Dont get me wrong, even if we tend to get in heated arguments, every now and then, we end our arguments by hugging out each other. The thing is Appa loves to argue, have you heard about the book called “Argumentative Indian” by Amartya Sen? When I saw that book, I just bought it even without turning a page to see what it is about, I had to buy it for Appa, because that title fits him perfectly ;)
Ok, back to what happened that day after our discussion on veggies in Sambar, I ended my case saying, “it’s my sambar and I add the veggies I feel like eating and you are always free to make your own version”.
He also got all fired up and said he could make his own sambar!
Later on, whenever I called him, the first thing I asked was whether he made his “indigenous” sambar. It went on for sometime. After a month or so, when I was on my usual call home, Amma told me ” di, our sambar expert had a wonderful sambar today from a wedding”. I was like, not this sambar business again and that’s when she told me what happened.
Here’s what happened – they went for this wedding and was having a sadhya. Appa liked the sambar so much, he kept on having it and telling Amma, this is how you make sambar!
Suddenly he bit into something crunchy and sadly his ideal sambar was no longer ideal. Yep. He actually bit into a dried shrimp! My Appa being pure vegetarian was shocked to see dried shrimp in sambar and called the caterers immediately to check with them. Looks like the caterers were kinda surprised to see Appa’s reaction, because they were like “yeah we add dried shrimp powder in all the curries to enhance the flavour, we add it to Aviyal also” !!!
Anyways, by the time Appa took the phone to talk to me, he was kinda recovered from the shock and was finding it really difficult not to laugh. Sheepishly, he knew it was my golden chance to strike back about sambar and yes – I made good use of the opportunity ;) But honestly, I felt bad for him. I think one should respect other’s choice when serving food. What do you think?
But let me tell you one thing, I’ve observed that people are very selective when it comes to Sambar, especially vegetarians. I think how vegetarians feel about Sambar and Aviyal is very similar to how non vegetarians feel about their Chicken Biriyani. Everybody has their own favourite version. So, are you also particular like my Appa, about the veggies that you use in Sambar?

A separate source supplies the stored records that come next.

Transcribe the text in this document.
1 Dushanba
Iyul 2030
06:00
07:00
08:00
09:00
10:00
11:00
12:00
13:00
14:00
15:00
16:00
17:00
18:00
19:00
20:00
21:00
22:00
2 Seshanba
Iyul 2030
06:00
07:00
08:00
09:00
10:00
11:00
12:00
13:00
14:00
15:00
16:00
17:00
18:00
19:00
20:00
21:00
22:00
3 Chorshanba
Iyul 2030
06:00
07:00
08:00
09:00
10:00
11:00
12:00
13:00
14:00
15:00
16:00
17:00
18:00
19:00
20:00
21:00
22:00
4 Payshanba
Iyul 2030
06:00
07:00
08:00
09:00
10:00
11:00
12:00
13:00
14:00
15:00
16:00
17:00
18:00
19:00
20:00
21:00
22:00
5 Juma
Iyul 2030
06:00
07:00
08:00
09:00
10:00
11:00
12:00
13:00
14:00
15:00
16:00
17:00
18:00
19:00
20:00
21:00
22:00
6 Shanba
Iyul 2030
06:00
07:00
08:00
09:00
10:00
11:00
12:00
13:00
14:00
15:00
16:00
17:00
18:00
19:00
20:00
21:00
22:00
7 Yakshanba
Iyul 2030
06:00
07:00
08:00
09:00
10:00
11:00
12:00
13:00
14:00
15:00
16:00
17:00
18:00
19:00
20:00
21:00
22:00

Coming to this recipe… I’ve followed my old sambar recipe and instead of adding ready made Sambar powder, I’ve used roasted coconut with spices. I was a bit skeptical whether the roasted coconut taste will stand out and Sambar will end up as Theeyal, but it worked out well. There was only a mild hint of the roasted coconut and wasnt overpowering at all. Though it’s a bit time consuming compared to the other Sambar recipe, it’s well worth effort and the flavour is really good. Also, if you are looking for a Sambar recipe which doesn’t use ready made Sambar powder, this is a good option. I think this Sambar is more common in Northern Kerala.